Github user dmap commented on the issue:
https://github.com/apache/httpcomponents-core/pull/94
@ok2c I'm happy with that. Thanks for the help.
The changes in `ClientHttpProtocolNegotiator` were required because it
obviously needs to write content (when it needs to write the preface) but never
set the OP_WRITE flag on the session. This used to work 'by accident' because
of the way that an enqueued command automatically sets the OP_WRITE flag. But
when the SOCKS protocol handler runs it also sets and clears this flag several
times, and when finished leaves it cleared (because the last thing it does is
read the SOCKS connect repsonse). So without explicitly setting the flag in
the `ClientHttpProtocolNegotiator` it could hang forever waiting to write the
preface. I reproduced this in some of the unit tests under Java 11.
This is an example of what I referred to as the `awkward` handling of the
interest ops. I believe that in general only the IOEventHandlers should set
the interest ops because they are the only actual consumers of the IO events.
In particular I don't like the way the enqueue command sets the OP_WRITE flag,
it should instead fire a different event that an interested IOEventHandler can
listen for and then the IOEventHandler can set OP_WRITE if it wishes.

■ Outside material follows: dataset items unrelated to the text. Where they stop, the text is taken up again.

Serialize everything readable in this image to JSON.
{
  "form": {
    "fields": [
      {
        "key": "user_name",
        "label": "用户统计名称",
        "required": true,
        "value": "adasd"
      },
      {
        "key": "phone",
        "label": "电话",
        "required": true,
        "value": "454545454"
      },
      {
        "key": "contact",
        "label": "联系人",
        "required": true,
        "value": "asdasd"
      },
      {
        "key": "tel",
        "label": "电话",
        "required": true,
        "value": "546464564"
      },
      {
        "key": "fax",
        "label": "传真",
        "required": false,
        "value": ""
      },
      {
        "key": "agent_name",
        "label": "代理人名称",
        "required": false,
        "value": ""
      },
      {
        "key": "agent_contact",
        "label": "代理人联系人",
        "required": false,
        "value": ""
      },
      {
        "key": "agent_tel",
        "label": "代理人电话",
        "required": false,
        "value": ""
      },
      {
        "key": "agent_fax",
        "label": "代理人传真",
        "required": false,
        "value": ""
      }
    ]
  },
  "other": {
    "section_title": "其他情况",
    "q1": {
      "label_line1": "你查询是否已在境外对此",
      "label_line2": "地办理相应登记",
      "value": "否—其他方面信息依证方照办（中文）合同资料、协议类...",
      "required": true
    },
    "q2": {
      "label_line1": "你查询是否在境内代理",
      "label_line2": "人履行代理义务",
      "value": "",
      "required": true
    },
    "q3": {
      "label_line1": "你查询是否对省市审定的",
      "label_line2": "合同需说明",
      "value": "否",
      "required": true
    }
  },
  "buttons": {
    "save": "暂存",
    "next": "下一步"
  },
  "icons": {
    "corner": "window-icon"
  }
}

Because of this awkward management of the interest ops an IOEventHandler
can receive an inputReady() or (in particular) an outputReady() callback when
it is not expecting it. I had to add additional code to my SOCKS handler to
avoid an infinite loop when I got an outputReady() (because of the
enqueueCommand done by another thread) when the SOCKS handler was actually
wanting input, not output.
Anyway, that is all probably best done as a different change. It wouldn't
be hard to clean up, but it isn't strictly speaking required for this PR.